Le Bélier lui apportait la force et la confiance qui lui avaient fait si cruellement défaut depuis son retour parmi les vivants, ainsi que ce petit quelque chose en plus sur lequel il était bien incapable de mettre un nom. Un mélange de bienveillance et de réconfort qui rendait à son être cette étincelle de vie qu'il croyait avoir perdue, mais aussi l'impression singulière de combler un vide qu'il ne savait même pas exister.

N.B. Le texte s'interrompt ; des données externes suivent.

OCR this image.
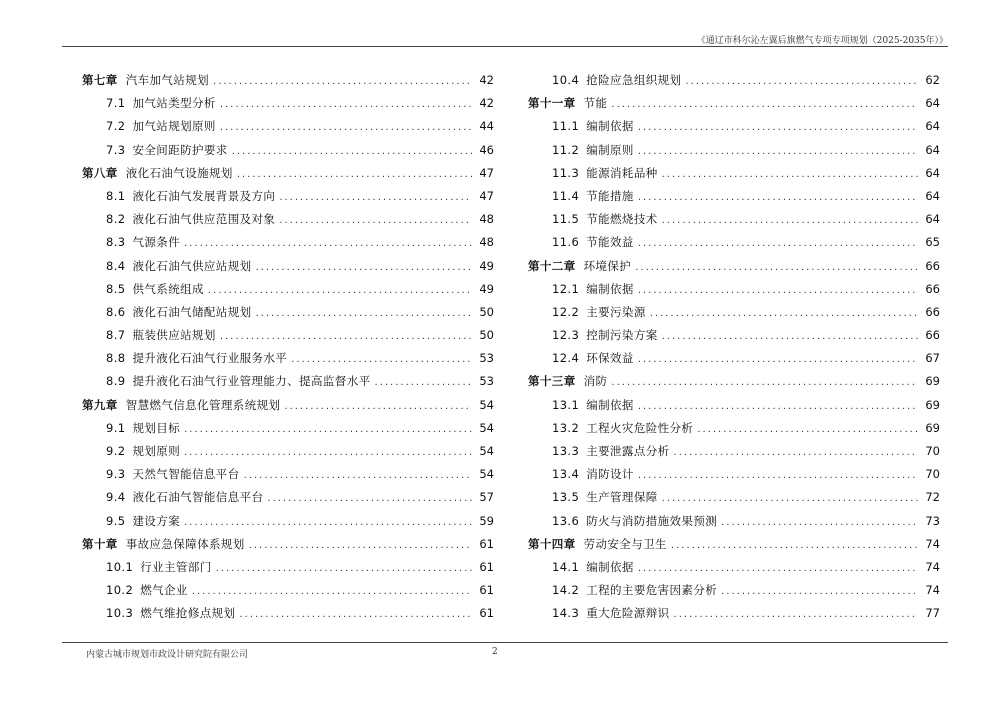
《通辽市科尔沁左翼后旗燃气专项专项规划（2025-2035年）》
第七章 汽车加气站规划 .....	42
7.1 加气站类型分析 .....	42
7.2 加气站规划原则 .....	44
7.3 安全间距防护要求 .....	46
第八章 液化石油气设施规划 .....	47
8.1 液化石油气发展背景及方向 .....	47
8.2 液化石油气供应范围及对象 .....	48
8.3 气源条件 .....	48
8.4 液化石油气供应站规划 .....	49
8.5 供气系统组成 .....	49
8.6 液化石油气储配站规划 .....	50
8.7 瓶装供应站规划 .....	50
8.8 提升液化石油气行业服务水平 .....	53
8.9 提升液化石油气行业管理能力、提高监督水平 .....	53
第九章 智慧燃气信息化管理系统规划 .....	54
9.1 规划目标 .....	54
9.2 规划原则 .....	54
9.3 天然气智能信息平台 .....	54
9.4 液化石油气智能信息平台 .....	57
9.5 建设方案 .....	59
第十章 事故应急保障体系规划 .....	61
10.1 行业主管部门 .....	61
10.2 燃气企业 .....	61
10.3 燃气维抢修点规划 .....	61
10.4 抢险应急组织规划 .....	62
第十一章 节能 .....	64
11.1 编制依据 .....	64
11.2 编制原则 .....	64
11.3 能源消耗品种 .....	64
11.4 节能措施 .....	64
11.5 节能燃烧技术 .....	64
11.6 节能效益 .....	65
第十二章 环境保护 .....	66
12.1 编制依据 .....	66
12.2 主要污染源 .....	66
12.3 控制污染方案 .....	66
12.4 环保效益 .....	67
第十三章 消防 .....	69
13.1 编制依据 .....	69
13.2 工程火灾危险性分析 .....	69
13.3 主要泄露点分析 .....	70
13.4 消防设计 .....	70
13.5 生产管理保障 .....	72
13.6 防火与消防措施效果预测 .....	73
第十四章 劳动安全与卫生 .....	74
14.1 编制依据 .....	74
14.2 工程的主要危害因素分析 .....	74
14.3 重大危险源辩识 .....	77
内蒙古城市规划市政设计研究院有限公司	2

Oui, la présence de Mû à ses côtés lui apportait bien plus qu'un soutien visant à favoriser l'ancrage de l'âme de Bouddha à son esprit. Elle éveillait en lui tout un pan de sa conscience qu'il n'avait encore jamais appréhendé, animant ses chakras d'une chaleur délicate dont il n'était nullement familier. Une chaleur qui se répandait de la surface de sa peau jusqu'au plus profond de ses entrailles, et ce même une fois plongé dans la solitude de ses nuits.

Une chaleur qu'il sentait à cet instant courir sous ses paupières et le long de son dos, tandis que la voix douce du Bélier résonnait en lui tel un mantra rassurant au cœur du brouhaha ambiant et en dépit des choix musicaux du Scorpion. Et une chaleur qui ne le quitterait pas jusqu'à leur prochaine séance, que son ami venait à l'instant de fixer au surlendemain à six heures du matin, au pied de la grande dune.

A la perspective de ce rendez-vous qu'il était certain d'attendre dans la paix et l'harmonie, Shaka écarta les lèvres pour murmurer des mots que lui seul pouvait comprendre : « Lo kah Samastah Sukhino Bhavantu » (ndla : oui, à chacun sa façon de gérer l'excitation, hein… Bon et pour ceux qui comme moi ne connaîtraient pas le moindre mot de sanskrit au-delà de Namasté, la phrase que Shaka vient de prononcer pourrait être interprétée comme une prière souhaitant le bonheur et le bien-être pour toute l'Humanité. Source : notre nouveau Dieu à tous : ChatGPT).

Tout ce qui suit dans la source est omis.